9.4k views Asked by At

I'm trying to use YOLO to detect license plate in an Android application.

So I train a YOLOv3 and a YOLOv4 model in Google Colab. I converted these 2 models to TensorFlow Lite, using the wonderfull project of Hunglc007 and I also verified that they are working and got the following result :

3 license plate are detected

But when I try to understand the output of the model to adapt it in my app I got this using netron:

Output of yolov3 model

Why do I have 2 outputs when the model have been trained to detect only one single object?

And why the format of the output is like that, what does this [1,1,4] represents?

EDIT

The code for the bboxes can be found here

boxes, scores, classes, valid_detections = tf.image.combined_non_max_suppression(
            boxes=tf.reshape(boxes, (tf.shape(boxes)[0], -1, 1, 4)),
            scores=tf.reshape(
                pred_conf, (tf.shape(pred_conf)[0], -1, tf.shape(pred_conf)[-1])),
            max_output_size_per_class=50,
            max_total_size=50,
            iou_threshold=FLAGS.iou,
            score_threshold=FLAGS.score
        )
        pred_bbox = [boxes.numpy(), scores.numpy(), classes.numpy(), valid_detections.numpy()]
        image = utils.draw_bbox(original_image, pred_bbox)
        # image = utils.draw_bbox(image_data*255, pred_bbox)
        image = Image.fromarray(image.astype(np.uint8))
        image.show()
        image = cv2.cvtColor(np.array(image), cv2.COLOR_BGR2RGB)
        cv2.imwrite(FLAGS.output + 'detection' + str(count) + '.png', image)
2

There are 2 answers

0
AbdelAziz AbdelLatef On BEST ANSWER

I am not an expert in Netron, but from inspecting the problem and its expected outputs, I see that it should produce two outputs for each detection; the detection rectangle and the detection confidence. Hence, the two outputs you ask about are probably, the rectangle which is defined by 4 float numbers - two coordinates of upper left corner, width and height - and the confidence which is one float number.

0
dtlam26 On

It is pretty obvious. For detection model. Generally, it should give at least 2 outputs: bounding boxes and classes with respect to bounding boxes.

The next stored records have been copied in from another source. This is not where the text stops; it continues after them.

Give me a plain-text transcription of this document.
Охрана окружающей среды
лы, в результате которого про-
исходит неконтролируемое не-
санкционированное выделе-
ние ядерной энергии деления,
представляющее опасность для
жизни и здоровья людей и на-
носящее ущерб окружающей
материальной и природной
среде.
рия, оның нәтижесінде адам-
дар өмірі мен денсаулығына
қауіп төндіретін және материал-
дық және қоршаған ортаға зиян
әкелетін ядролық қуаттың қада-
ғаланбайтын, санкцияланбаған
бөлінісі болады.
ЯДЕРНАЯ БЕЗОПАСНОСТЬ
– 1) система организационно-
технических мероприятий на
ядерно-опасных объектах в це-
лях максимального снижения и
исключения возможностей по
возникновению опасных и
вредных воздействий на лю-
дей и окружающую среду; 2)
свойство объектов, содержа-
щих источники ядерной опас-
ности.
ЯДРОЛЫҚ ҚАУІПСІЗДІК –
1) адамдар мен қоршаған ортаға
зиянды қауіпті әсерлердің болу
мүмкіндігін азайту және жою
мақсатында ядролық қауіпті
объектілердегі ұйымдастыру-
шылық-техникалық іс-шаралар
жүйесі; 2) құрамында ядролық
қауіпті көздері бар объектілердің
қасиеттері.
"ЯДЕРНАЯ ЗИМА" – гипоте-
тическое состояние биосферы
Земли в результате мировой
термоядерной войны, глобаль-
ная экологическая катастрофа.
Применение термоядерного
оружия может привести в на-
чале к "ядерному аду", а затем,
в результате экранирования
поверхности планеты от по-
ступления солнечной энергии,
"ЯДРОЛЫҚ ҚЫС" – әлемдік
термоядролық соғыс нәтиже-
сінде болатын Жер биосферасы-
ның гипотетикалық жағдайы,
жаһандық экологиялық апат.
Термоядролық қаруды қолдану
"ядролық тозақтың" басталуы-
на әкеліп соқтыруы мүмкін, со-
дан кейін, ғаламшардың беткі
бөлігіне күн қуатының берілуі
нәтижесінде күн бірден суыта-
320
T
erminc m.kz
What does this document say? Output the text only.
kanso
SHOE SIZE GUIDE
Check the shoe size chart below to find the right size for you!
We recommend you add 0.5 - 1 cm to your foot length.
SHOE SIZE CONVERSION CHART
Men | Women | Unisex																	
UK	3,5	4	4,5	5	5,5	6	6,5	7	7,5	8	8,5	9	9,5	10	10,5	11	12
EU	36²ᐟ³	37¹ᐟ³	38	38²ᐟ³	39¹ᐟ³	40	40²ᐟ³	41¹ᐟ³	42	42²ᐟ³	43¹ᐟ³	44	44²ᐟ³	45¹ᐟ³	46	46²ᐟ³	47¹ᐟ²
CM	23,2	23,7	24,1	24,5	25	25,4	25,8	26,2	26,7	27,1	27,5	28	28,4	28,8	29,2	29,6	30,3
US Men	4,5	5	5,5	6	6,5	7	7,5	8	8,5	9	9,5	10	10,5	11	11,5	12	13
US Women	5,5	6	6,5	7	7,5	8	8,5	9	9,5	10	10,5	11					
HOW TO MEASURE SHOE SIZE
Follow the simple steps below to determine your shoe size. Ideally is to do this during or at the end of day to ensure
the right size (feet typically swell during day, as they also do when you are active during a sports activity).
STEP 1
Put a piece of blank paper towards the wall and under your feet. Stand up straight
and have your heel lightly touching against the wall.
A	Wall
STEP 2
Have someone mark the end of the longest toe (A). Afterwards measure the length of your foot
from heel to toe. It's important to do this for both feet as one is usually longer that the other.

Therefore, (1,1,4) is the 4 result for the bounding boxes. The first number 1 is according to your image fetch into the model. As you have only one object then the output is 1 for the second number. Furthermore, YOLO configuration for bounding boxes are (x_center,y_center,width,height)

(1,1,1) will be the same, but now 1 is for the label of the class you choose.